Li Jue, Luo Yingyi, Xu Yawei, Yang Jingang, Zheng Liqiang, Hasimu Buaijiaer, Yu Jinming, Hu Dayi
Heart, Lung and Blood Vessel Center, Tongji University, Shanghai, P.R.China.
Circ J. 2007 Mar;71(3):377-81. doi: 10.1253/circj.71.377.
The aim of the present study was to evaluate the risk factors for peripheral arterial disease and the relationship between the ankle - brachial index (ABI) and mortality from all-cause and cardiovascular disease (CVD) in Chinese patients with type 2 diabetes mellitus (DM).

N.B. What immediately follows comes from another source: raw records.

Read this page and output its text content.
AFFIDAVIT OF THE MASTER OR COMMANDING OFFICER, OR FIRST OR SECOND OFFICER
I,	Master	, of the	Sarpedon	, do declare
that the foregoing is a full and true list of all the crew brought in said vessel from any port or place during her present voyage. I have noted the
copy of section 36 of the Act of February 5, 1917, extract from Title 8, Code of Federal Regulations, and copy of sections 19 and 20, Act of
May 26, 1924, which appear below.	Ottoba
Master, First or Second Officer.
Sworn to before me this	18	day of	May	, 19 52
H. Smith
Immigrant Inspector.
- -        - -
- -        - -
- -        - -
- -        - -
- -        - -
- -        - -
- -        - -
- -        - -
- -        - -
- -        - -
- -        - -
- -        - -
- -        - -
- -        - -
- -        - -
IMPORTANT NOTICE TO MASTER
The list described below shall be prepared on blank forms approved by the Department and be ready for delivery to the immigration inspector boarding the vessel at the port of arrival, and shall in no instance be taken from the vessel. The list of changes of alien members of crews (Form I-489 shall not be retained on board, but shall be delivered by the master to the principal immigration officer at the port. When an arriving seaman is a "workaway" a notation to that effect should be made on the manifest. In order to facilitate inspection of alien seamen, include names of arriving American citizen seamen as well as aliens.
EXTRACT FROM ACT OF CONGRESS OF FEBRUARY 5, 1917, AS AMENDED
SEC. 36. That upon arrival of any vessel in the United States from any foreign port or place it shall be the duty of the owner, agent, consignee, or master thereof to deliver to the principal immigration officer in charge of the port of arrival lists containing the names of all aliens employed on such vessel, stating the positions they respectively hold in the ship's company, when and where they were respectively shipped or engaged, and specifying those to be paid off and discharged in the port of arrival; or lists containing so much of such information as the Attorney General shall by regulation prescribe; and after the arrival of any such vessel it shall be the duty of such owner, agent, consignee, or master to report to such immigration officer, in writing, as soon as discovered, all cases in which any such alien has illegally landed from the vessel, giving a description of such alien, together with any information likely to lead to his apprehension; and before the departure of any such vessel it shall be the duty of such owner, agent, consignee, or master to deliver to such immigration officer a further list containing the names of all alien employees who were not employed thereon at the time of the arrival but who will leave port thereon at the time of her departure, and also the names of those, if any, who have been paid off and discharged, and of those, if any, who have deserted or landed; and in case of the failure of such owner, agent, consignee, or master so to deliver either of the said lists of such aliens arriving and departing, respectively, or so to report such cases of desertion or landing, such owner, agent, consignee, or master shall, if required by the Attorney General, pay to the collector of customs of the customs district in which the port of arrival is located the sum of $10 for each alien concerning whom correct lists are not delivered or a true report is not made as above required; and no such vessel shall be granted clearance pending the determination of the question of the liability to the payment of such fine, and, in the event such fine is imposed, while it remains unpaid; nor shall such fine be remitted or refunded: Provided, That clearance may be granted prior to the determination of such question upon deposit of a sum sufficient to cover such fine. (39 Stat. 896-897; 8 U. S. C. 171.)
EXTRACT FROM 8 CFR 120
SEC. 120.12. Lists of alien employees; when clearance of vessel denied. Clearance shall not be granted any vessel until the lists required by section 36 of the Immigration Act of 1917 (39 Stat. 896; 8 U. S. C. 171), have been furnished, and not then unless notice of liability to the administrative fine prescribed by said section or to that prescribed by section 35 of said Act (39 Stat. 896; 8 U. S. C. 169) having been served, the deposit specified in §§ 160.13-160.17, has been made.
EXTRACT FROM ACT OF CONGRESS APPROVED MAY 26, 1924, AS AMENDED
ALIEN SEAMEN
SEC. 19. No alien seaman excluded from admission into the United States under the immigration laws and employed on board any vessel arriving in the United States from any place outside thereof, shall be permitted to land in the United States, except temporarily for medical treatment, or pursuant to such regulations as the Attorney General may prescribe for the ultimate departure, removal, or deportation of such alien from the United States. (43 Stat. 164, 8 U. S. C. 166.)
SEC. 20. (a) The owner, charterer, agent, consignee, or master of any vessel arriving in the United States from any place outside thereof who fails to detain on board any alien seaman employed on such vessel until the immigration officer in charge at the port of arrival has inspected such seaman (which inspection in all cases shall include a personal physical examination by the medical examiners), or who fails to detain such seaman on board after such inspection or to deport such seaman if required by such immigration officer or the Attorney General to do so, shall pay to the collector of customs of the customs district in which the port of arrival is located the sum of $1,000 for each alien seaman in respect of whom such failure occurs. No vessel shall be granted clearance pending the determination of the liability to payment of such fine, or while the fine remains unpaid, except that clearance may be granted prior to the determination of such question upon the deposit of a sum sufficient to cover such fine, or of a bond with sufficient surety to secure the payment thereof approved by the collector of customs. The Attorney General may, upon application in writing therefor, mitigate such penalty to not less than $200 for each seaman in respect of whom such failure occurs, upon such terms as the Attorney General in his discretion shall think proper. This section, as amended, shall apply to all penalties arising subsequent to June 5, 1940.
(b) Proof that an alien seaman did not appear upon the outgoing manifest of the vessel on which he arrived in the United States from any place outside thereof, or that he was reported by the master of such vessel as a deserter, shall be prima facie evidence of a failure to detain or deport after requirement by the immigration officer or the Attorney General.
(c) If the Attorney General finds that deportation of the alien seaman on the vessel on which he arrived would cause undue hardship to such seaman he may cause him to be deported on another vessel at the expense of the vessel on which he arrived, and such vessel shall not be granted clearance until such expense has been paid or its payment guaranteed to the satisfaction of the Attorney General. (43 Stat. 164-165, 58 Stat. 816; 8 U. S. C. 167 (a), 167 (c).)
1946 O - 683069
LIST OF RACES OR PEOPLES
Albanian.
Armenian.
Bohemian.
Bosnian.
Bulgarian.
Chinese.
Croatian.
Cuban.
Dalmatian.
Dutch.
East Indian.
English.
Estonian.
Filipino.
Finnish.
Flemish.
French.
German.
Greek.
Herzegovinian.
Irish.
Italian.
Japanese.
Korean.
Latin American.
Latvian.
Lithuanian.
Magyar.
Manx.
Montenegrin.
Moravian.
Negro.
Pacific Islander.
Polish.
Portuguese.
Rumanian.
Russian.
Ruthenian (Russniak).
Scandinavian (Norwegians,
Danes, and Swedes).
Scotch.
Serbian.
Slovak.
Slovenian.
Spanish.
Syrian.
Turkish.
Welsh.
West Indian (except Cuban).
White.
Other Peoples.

ABI was identified at baseline by measuring systolic pressure in the bilateral brachial and tibial arteries. Mortality surveillance was completed from November 2004 to January 2006. Among 1,647 participants with type 2 DM at baseline, 531 (32.2%) were in the low-ABI group. Older age, female gender, higher serum level of total cholesterol, longer duration of DM and a history of smoking were associated with low ABI. During the 13-month follow-up, there were 132 deaths, of which 47 were from CVD. Low ABI was associated with mortality from all-cause and CVD, the adjusted relative risk of which was 1.851 (95% confidence interval 1.280-2.676) and 3.211 (1.703-6.053), respectively, in Cox regression models. The survival rate was significantly lower in the low-ABI group than in the normal-ABI group.
Low ABI was independently associated with a high risk of all-cause and CVD mortality in Chinese patients with type 2 DM. ABI should be promoted as an ideal tool for predicting mortality in diabetic patients.
本研究旨在评估中国2型糖尿病(DM)患者外周动脉疾病的危险因素以及踝臂指数(ABI)与全因死亡率和心血管疾病(CVD)死亡率之间的关系。
通过测量双侧肱动脉和胫动脉的收缩压在基线时确定ABI。死亡率监测于2004年11月至2006年1月完成。在基线时的1647名2型糖尿病参与者中,531名(32.2%)属于低ABI组。年龄较大、女性、血清总胆固醇水平较高、糖尿病病程较长和有吸烟史与低ABI相关。在13个月的随访期间,有132例死亡,其中47例死于心血管疾病。低ABI与全因死亡率和心血管疾病死亡率相关,在Cox回归模型中,其调整后的相对风险分别为1.851(95%置信区间1.280 - 2.676)和3.211(1.703 - 6.053)。低ABI组的生存率显著低于正常ABI组。
低ABI与中国2型糖尿病患者的全因和心血管疾病高死亡风险独立相关。ABI应被推广为预测糖尿病患者死亡率的理想工具。